The pandemic has largely affected those living in urban areas (95% of the world’s population diagnosed with COVID-19 live in cities). The situation is urgent in Africa: 300M currently live in crowded / underserved informal settlements and the urban population is set to double in the next 16 years (reaching 1B by 2036).
- Urban density in times of physical distancing: Informal settlements should not be destroyed but upgraded (adequate housing, efficient service delivery, broader streets). Governments should also encourage the development of a more balanced network of cities & smaller towns.
- From public transport to soft mobility: COVID-19 has exposed how cities depend on essential workers and essential workers depend on public transport. Governments need to focus on reducing commute distances, encouraging teleworking & promoting biking / walking (by creating dedicated lanes).
- Economic revitalisation and the informal sector: The ILO estimates 71.9% of non-agricultural labour in Africa is in the informal sector, where workers have no safety net. Instead of treating these workers as “lawless vagrants”, governments should recognise how this sector is essential to the functioning of Africa’s cities - and focus on unleashing its potential / building its resilience.

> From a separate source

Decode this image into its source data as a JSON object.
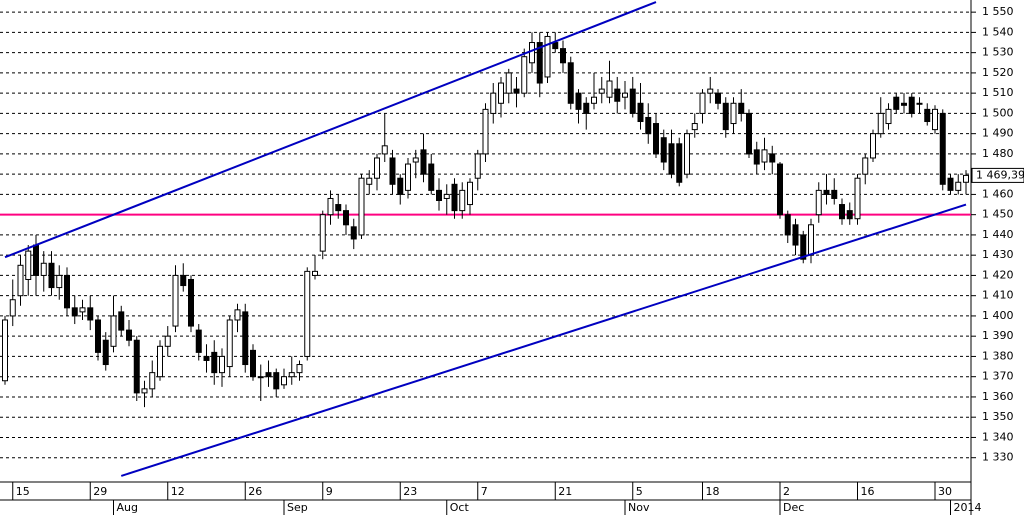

- Feeding the urban poor: Africa is a net food importer (c. $80B a year). Many in informal settlements are reporting eating less amidst the pandemic. Informal food markets are vital to feeding cities – governments should allow such markets to operate on more dispersed sites & support informal market workers.
- Early Warning Systems (EWS): Urban observatories should be set up in Africa – tasked with collecting data, assessing risks and delivering timely warnings
- African responses, now & tomorrow: The response to COVID-19 in Africa has been impressive (e.g. while wealthier countries import face masks from China, firms in Africa have produced millions since March). In many countries, governments have initiated cash transfers & food programmes – could this lead to long-lasting safety nets on the continent?